Resmi cinsiyet eşitliği üzerine odaklanma sadece kadınlara karşı yapılan kültürel ayrımcılığı değil bu ayrımcılığı değiştirmeye yönelik girişimlere karşı olan geleneksel tepkiyi de görmezden gelmeye eğilimlidir. Göze batan bir örnek ise dayak yemiş kadınlar için barınaklar hakkındaki süre giden tartışma. Geçen yıl Afgan televizyonu talihsiz bir şekilde bu sığınakların hayat kadınlarını barındırdıklarını ve böyle yerlerin ahlaksızlık yaydığını iddia eden Nasto Naderi’yi konuk etti. Hemen ardından bakanlar kurulu, hükümete bu sığınaklara girişlerin düzenlenmesi ve girenlerin bekaret testine tabii tutulmalarının zorunlu olmasına ilişkin yetki verecek bir yasa taslağı sundu.
Neyse ki, Başkan Hamid Karzai’nin kabinesi geçen ay eski taslağın en çok tepki alan şartını kaldıran yeni bir kanun taslağı kabul etti. Bu kanuni zaferle ortaya çıkan tartışma neden kadın haklarının daha köklü olması gerektiğini gösterdi. Aile sorunları genellikle yerel liderler veya meclisler aracılığıyla çözülüyor. Şiddet kullanan bir kocadan ya da aileden kaçan kadın aile şerefini ayaklar altına almış sayılıyor ve yakalanan bu kadınlar aile kararı ile alınmış namus cinayetleri gibi uçuk çözümleri de içeren cezalarla karşı karşıya kalıyor.

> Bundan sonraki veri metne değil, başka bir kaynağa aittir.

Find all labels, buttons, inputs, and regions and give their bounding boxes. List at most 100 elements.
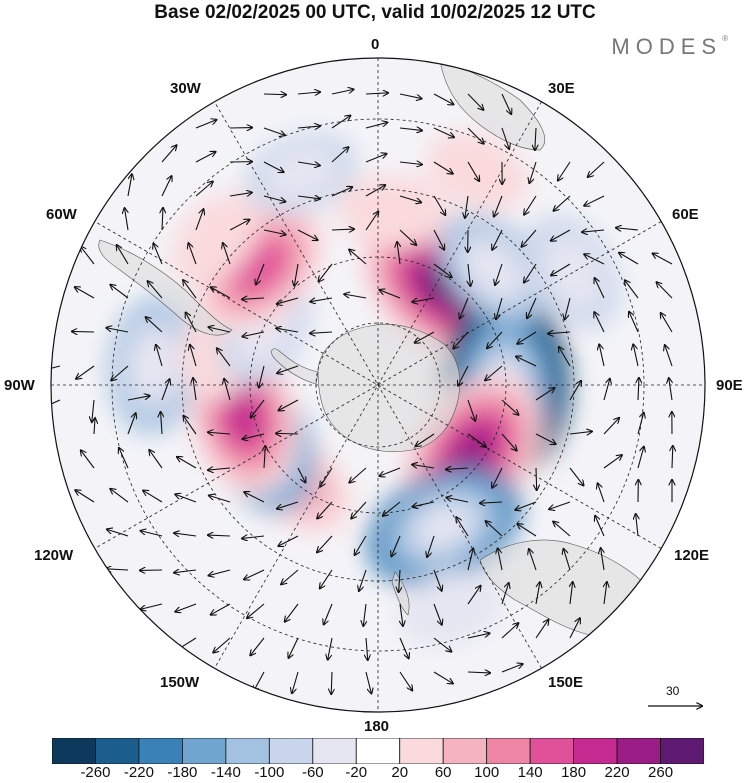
- wind-arrow: [399, 162, 422, 165]
- wind-arrow: [297, 126, 320, 128]
- wind-arrow: [366, 637, 368, 660]
- registered-mark: ®: [722, 34, 728, 43]
- colorbar-tick-label: -20: [345, 764, 368, 781]
- wind-arrow: [569, 381, 581, 401]
- brand-logo: MODES®: [611, 34, 728, 60]
- colorbar: [52, 738, 704, 764]
- wind-arrow: [501, 93, 511, 114]
- wind-arrow: [433, 161, 453, 174]
- wind-arrow: [467, 399, 475, 421]
- wind-arrow: [496, 297, 503, 319]
- wind-arrow: [281, 569, 299, 584]
- wind-arrow: [349, 467, 367, 483]
- wind-arrow: [365, 185, 385, 197]
- wind-arrow: [535, 433, 556, 444]
- wind-arrow: [467, 633, 489, 639]
- wind-arrow: [76, 365, 95, 379]
- wind-arrow: [279, 399, 299, 410]
- wind-arrow: [456, 517, 469, 537]
- colorbar-swatch: [355, 738, 401, 764]
- wind-arrow: [517, 331, 537, 344]
- wind-arrow: [397, 242, 400, 265]
- wind-arrow: [242, 331, 265, 337]
- wind-arrow: [584, 195, 605, 206]
- wind-arrow: [582, 230, 605, 232]
- wind-arrow: [413, 501, 435, 507]
- wind-arrow: [416, 433, 435, 446]
- anomaly-center: [337, 173, 449, 249]
- wind-arrow: [412, 465, 435, 468]
- wind-arrow: [285, 603, 299, 622]
- wind-arrow: [276, 433, 299, 434]
- anomaly-center: [245, 132, 357, 215]
- wind-arrow: [518, 524, 537, 537]
- wind-arrow: [599, 345, 605, 367]
- wind-arrow: [106, 328, 129, 333]
- wind-arrow: [616, 228, 639, 230]
- wind-arrow: [433, 671, 453, 683]
- reference-vector-label: 30: [666, 684, 680, 698]
- anomaly-contour: [466, 241, 522, 297]
- wind-arrow: [529, 549, 537, 571]
- lon-label-90e: 90E: [716, 377, 743, 394]
- map-boundary: [50, 57, 706, 713]
- wind-arrow: [328, 637, 333, 660]
- wind-arrow: [209, 569, 231, 576]
- wind-arrow: [399, 229, 416, 245]
- wind-arrow: [399, 195, 421, 202]
- wind-arrow: [433, 603, 442, 625]
- lon-label-120w: 120W: [34, 547, 74, 564]
- wind-arrow: [119, 448, 129, 469]
- wind-arrow: [672, 446, 673, 469]
- wind-arrow: [195, 182, 213, 197]
- wind-arrow: [594, 312, 605, 333]
- colorbar-tick-label: 180: [561, 764, 587, 781]
- colorbar-tick-label: 220: [604, 764, 630, 781]
- wind-arrow: [162, 208, 163, 231]
- wind-arrow: [535, 582, 540, 605]
- wind-arrow: [554, 195, 571, 211]
- colorbar-swatch: [486, 738, 531, 764]
- wind-arrow: [433, 195, 445, 215]
- wind-arrow: [467, 433, 486, 447]
- wind-arrow: [601, 548, 604, 571]
- wind-vectors: [51, 89, 673, 694]
- anomaly-contour: [225, 390, 262, 443]
- wind-arrow: [588, 161, 605, 177]
- map-title: Base 02/02/2025 00 UTC, valid 10/02/2025…: [154, 2, 596, 23]
- wind-arrow: [453, 331, 469, 348]
- wind-arrow: [211, 603, 231, 615]
- colorbar-swatch: [573, 738, 618, 764]
- wind-arrow: [349, 250, 367, 265]
- wind-arrow: [399, 671, 412, 690]
- wind-arrow: [310, 332, 333, 333]
- wind-arrow: [553, 522, 571, 537]
- wind-arrow: [501, 664, 523, 673]
- wind-arrow: [141, 603, 163, 609]
- wind-arrow: [458, 365, 469, 386]
- wind-arrow: [564, 549, 571, 571]
- wind-arrow: [263, 195, 285, 202]
- wind-arrow: [250, 637, 265, 655]
- wind-arrow: [317, 535, 333, 552]
- wind-arrow: [297, 92, 320, 94]
- wind-arrow: [243, 433, 265, 439]
- wind-arrow: [331, 89, 354, 95]
- wind-arrow: [638, 378, 639, 401]
- wind-arrow: [427, 535, 435, 557]
- wind-arrow: [331, 187, 352, 197]
- wind-arrow: [213, 637, 231, 652]
- wind-arrow: [551, 229, 571, 241]
- wind-arrow: [75, 490, 95, 503]
- wind-arrow: [365, 154, 386, 163]
- wind-arrow: [365, 122, 387, 129]
- wind-arrow: [106, 569, 129, 570]
- wind-arrow: [229, 220, 249, 231]
- colorbar-swatch: [660, 738, 704, 764]
- wind-arrow: [399, 569, 400, 592]
- colorbar-swatch: [616, 738, 661, 764]
- wind-arrow: [487, 331, 503, 348]
- lon-label-30w: 30W: [170, 80, 201, 97]
- wind-arrow: [603, 418, 619, 435]
- wind-arrow: [365, 93, 388, 94]
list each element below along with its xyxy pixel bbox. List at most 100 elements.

Demokratik seçimlerin yapısı bile Afganlar arasında tartışma konusu. Kabil’de bulunan Afganistan Araştırma ve Değerlendirme Kurulu tarafından Mayıs ayında yayınlanan bir rapora göre bazı Afganlar kendi yöneticilerini seçme fikrine sıcak bakarken bazıları demokrasi terimini batı baskısına eş tutuyor. Buna rağmen Amerika öncülüğündeki koalisyon ülkenin Taliban öncesi politik kurumlarını büyük bir ölçüde yaşama döndürdü, rapor demokrasiye karşı negatif duyguların ‘cevap verenler arasında açıklanan nefretin batı kültürü ve Afgan kültürüne, geleneksel kurallar ve değerlere ve İslami kimliğe karşı potansiyel tehdidi’nden ortaya çıktığıyla sonuçlanıyor.

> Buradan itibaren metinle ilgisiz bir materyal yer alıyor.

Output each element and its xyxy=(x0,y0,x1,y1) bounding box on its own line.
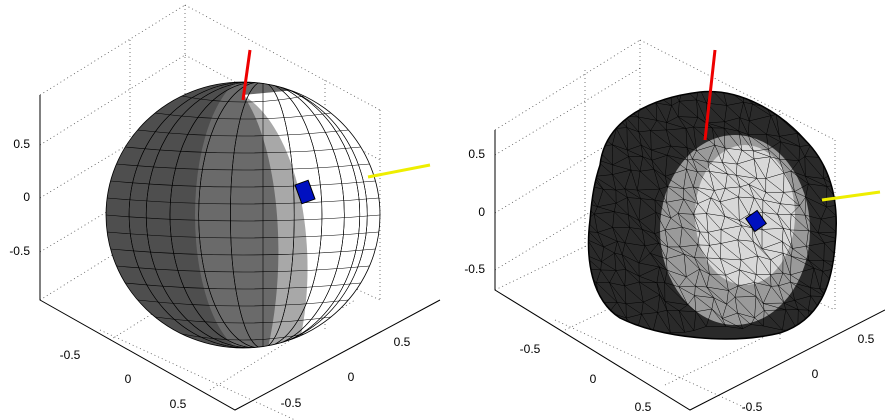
y-tick-label: 0.5 xyxy=(858,332,875,346)
y-tick-label: 0 xyxy=(812,367,819,381)
y-tick-label: -0.5 xyxy=(281,396,302,410)
figure: 0.5 0 -0.5 -0.5 0 0.5 0.5 0 -0.5 0.5 0 -0.5 -0.5 0 0.5… xyxy=(0,0,885,420)
y-tick-label: 0 xyxy=(348,370,355,384)
z-tick-label: 0.5 xyxy=(468,147,485,161)
z-tick-label: 0.5 xyxy=(13,137,30,151)
y-tick-label: 0.5 xyxy=(394,335,411,349)
z-tick-label: -0.5 xyxy=(9,244,30,258)
x-tick-label: -0.5 xyxy=(60,348,81,362)
x-tick-label: 0.5 xyxy=(170,397,187,411)
z-tick-label: 0 xyxy=(478,205,485,219)
y-tick-label: -0.5 xyxy=(742,400,763,414)
x-tick-label: -0.5 xyxy=(520,342,541,356)
sphere xyxy=(100,75,400,355)
z-tick-label: -0.5 xyxy=(464,262,485,276)
z-tick-label: 0 xyxy=(23,190,30,204)
x-tick-label: 0 xyxy=(125,372,132,386)
asteroid xyxy=(581,86,842,339)
x-arrow xyxy=(368,165,430,177)
x-tick-label: 0 xyxy=(590,372,597,386)
x-tick-label: 0.5 xyxy=(635,400,652,414)
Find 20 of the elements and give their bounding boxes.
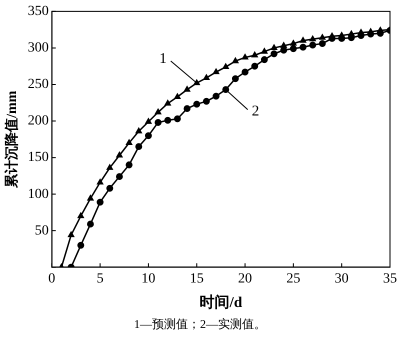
x-tick-label: 35: [383, 271, 397, 286]
x-axis-title: 时间/d: [200, 294, 243, 311]
text: 1—预测值；2—实测值。: [133, 316, 267, 333]
y-tick-label: 350: [28, 4, 49, 20]
y-axis-title: 累计沉降值/mm: [4, 90, 20, 189]
y-tick-label: 50: [34, 223, 49, 238]
y-tick-label: 300: [28, 40, 49, 56]
x-tick-label: 10: [141, 271, 156, 286]
x-tick-label: 30: [334, 271, 349, 286]
x-tick-label: 20: [238, 271, 252, 286]
y-tick-label: 100: [28, 186, 49, 202]
x-tick-label: 0: [48, 271, 56, 286]
y-tick-label: 250: [28, 77, 49, 92]
y-tick-label: 150: [28, 150, 49, 166]
series-label: 2: [252, 104, 260, 120]
series-label: 1: [159, 50, 167, 67]
y-tick-label: 200: [28, 114, 49, 129]
x-tick-label: 5: [96, 271, 104, 286]
x-tick-label: 25: [286, 271, 300, 286]
x-tick-label: 15: [190, 271, 204, 286]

‘Muhteşem’ sonuçlara odaklanma, aynı zamanda misyonun gerekçesiyle ilgili ciddi bir soruyu da göz ardı ediyor. Amerikan hükümetinin temel anayasal yükümlülüğü ulusal ilgi alanlarına yapılan tehditleri savunmak olmalı. Afgan kadınlarının sosyal statüsünü değiştirmek Amerika savunmasının yasal bir parçası mıdır?
9\11 saldırısından haftalar sonra Time gergisinin ‘Afganistan’ın kadınları için yeni umutlar’ başlığı altında Hılary Clınton ‘kadınları dahil bütün üyelerine değer veren bir toplum daha az terörist barındırır’ dedi. Terörle yapılan mücadelenin insan haklarıyla sıkı sıkıya bir bağlantısı olduğuna dair bir başka açıklama da ‘ülkemizdeki özgürlüğün kalıcılığı diğer ülkelerdeki özgürlüğün başarısına bağlıdır’ şeklinde eski başbakan George W. Bush tarafından yapılmıştır.

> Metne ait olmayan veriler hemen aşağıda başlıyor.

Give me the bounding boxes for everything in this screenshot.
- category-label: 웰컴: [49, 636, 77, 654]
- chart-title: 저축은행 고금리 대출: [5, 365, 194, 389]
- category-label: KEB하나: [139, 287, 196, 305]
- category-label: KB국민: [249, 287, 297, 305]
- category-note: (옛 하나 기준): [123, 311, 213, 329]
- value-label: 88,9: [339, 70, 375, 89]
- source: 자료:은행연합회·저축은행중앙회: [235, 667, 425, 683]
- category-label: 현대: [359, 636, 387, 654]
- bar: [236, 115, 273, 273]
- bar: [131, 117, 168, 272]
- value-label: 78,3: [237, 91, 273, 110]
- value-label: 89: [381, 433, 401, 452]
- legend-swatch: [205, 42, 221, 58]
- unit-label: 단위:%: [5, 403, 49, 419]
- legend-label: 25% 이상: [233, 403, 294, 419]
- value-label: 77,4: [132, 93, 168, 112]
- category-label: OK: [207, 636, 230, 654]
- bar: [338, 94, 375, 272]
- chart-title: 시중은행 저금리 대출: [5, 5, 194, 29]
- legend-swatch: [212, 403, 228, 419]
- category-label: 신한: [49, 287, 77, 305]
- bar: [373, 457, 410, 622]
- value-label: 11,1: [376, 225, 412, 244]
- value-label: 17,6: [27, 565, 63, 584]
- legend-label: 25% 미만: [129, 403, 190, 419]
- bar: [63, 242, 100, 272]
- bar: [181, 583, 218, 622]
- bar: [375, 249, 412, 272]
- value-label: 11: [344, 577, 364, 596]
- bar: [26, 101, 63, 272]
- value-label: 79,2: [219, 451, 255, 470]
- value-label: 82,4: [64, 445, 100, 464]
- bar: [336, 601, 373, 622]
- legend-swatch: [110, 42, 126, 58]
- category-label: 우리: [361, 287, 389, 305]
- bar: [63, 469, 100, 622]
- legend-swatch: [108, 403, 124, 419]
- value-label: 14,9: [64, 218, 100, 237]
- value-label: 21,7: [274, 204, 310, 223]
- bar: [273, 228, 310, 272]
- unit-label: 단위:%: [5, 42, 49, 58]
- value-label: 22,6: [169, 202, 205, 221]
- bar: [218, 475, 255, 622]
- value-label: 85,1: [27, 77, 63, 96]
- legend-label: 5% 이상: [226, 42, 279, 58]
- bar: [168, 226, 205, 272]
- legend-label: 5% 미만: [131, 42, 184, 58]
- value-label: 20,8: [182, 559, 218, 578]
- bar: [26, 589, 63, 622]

Ancak kapsamlı bir çalışma gösterdi ki Amerika’nın güvenliği, kurumlarının zor kullanarak elde ettiği haksız talebe bağlı değil. Böyle politikalar ve öngörülmeyen sonuçları Amerika’nın güvenliğini azaltır. Dahası George Mason Üniversitesinden Christopher Coyne’nin dediği gibi tarih gösteriyor ki; askeri müdahalelerle yapılan özgür demokrasiyi yayma girişimleri uğraştıklarından daha hızlı bir şekilde çökecek.
Gerçek sorun, Afganistan kurumlarının uzun süre sürdürülebilirliğidir. Bu insanların yaşam tarzlarına uygun ve kademeli ilerleyen politik ve sosyal değişimler insanları sardığı zaman gerçekleşir. Afgan kadınlarının yükselişi belki ahlaki açıdan savunulabilir ama yerel geleneklere ters düşen durumlarda, yasal görülmeyecektir. Yabancı önderlerin çabalarının Afganistan’da cinsiyete bağlı zulmü düzeltmenin en etkili aracı olması muhtemel değil. Amerikalılar bunu aklında tutsa akıllılık etmiş olurlar.